In a letter addressed to Texas House Elections Committee Chairman, Rep. Briscoe Cain (R-Baytown) over the Easter weekend, George said that Senate Bill 7 and other restrictive voting rights laws in other states such as Georgia are working to suppress the vote.
“Undoubtedly, we have come a long way and must continue working to ensure a stronger, more vibrant, and more accessible democracy for all of our residents,” he said in the letter.
George touted how Fort Bend County made bipartisan changes before the 2020 elections, with county commissioners voting unanimously to extend voting hours, turning the Smart Financial Centre in Sugar Land into a mega-voting site and creating drive-thru voting for those who were unable to walk inside a voting center.

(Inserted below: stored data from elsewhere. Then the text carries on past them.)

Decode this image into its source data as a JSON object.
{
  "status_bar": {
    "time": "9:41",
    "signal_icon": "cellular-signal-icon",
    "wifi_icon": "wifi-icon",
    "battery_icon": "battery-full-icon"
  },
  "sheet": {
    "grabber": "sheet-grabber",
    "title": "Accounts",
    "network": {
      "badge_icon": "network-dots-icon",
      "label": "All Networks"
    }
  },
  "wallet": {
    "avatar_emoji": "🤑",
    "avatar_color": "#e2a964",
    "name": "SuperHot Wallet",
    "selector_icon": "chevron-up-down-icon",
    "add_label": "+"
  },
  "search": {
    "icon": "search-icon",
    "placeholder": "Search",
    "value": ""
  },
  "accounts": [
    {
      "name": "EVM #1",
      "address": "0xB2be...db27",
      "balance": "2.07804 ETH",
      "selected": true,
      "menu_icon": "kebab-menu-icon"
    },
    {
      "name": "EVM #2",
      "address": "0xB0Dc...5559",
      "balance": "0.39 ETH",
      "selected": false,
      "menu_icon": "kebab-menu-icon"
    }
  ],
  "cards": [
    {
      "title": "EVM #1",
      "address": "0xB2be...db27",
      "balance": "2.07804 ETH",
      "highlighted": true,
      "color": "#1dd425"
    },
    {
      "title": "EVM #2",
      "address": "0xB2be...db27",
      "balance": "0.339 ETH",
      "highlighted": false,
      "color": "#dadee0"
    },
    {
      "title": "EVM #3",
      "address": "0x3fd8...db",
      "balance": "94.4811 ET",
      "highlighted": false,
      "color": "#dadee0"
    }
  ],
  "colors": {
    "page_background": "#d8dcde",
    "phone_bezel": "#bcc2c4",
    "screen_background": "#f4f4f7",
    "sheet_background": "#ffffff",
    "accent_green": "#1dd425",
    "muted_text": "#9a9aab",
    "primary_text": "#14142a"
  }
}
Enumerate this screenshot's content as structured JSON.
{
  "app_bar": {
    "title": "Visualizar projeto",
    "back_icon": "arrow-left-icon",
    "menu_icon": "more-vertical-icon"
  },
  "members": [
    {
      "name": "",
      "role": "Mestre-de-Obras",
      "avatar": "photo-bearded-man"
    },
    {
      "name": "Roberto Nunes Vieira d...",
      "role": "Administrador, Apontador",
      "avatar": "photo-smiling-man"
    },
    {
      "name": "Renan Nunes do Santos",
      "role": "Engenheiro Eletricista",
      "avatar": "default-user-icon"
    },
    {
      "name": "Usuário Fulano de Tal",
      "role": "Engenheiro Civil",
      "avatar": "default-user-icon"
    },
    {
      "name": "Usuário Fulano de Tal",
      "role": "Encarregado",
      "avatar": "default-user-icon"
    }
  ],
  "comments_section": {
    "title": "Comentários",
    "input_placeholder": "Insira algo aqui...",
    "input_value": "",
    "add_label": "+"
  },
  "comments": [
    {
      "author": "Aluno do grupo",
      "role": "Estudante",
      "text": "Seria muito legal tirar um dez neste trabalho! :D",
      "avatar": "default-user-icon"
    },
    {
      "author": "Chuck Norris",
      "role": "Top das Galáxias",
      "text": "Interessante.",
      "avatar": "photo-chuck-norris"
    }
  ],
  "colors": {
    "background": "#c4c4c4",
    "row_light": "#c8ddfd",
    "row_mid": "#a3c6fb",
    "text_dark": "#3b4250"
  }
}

“Our bipartisan leadership also unanimously supported initiatives to support election security and accessibility by advocating for an online voter registration application portal for eligible voters, funding more efforts to increase civic engagement in our communities, and to create a tool for registered voters to track their mail ballots,” George wrote.
“While Fort Bend Republicans and Democrats came together to champion accessibility for voters in the modern era, we know our state and county have a dark history of voter suppression. As states like Georgia implement draconian anti-democracy measures like prohibiting granola bars and water in lines to vote for working-class Americans, we are seeing the ugly head of Jim Crow once again making the rounds at the Texas Legislature.”
Republicans in Texas, Georgia and several other states are pushing changes to voting procedures following the 2020 elections, where Republicans are claiming to find ways to prevent voter fraud, although there was no established fraud discovered in November’s election.
Cain came under fire two weeks ago when he abruptly ended a hearing in the Texas House early after citing a parliamentary rule prevented him from continuing the hearing after not setting a time of recess. Over 100 people had set up to speak at the hearing, including former U.S. House Rep. Beto O’Rourke.
Cain is also a big supporter of former President Donald Trump and volunteered to help the Trump campaign with its baseless voter fraud claims.
The bill would prevent counties from enabling drive-thru voting, stop election officials to send mail-in voting applications to those who don’t request one, prohibit 24-hour voting stations, ban voting in temporary structures such as tents, and would allow partisan poll watchers more leeway in watching and interacting with voters at polling locations.
Major corporations like American Airlines and Dell Technologies have came out against SB 7, while Major League Baseball decided to pull the All-Star Game out of Atlanta after Georgia passed its election security laws.
Because of MLB’s move, Gov. Greg Abbott announced that he would not participate in the opening day ceremonies at the Texas Rangers’ home opener Monday afternoon and would boycott any MLB activities.
“It is shameful that America’s pastime is not only being influenced by partisan political politics, but also perpetuating false political narratives,” Abbott said, adding that he “will not participate in an event held by MLB, and the State will not seek to host the All-Star Game or any other MLB special events.”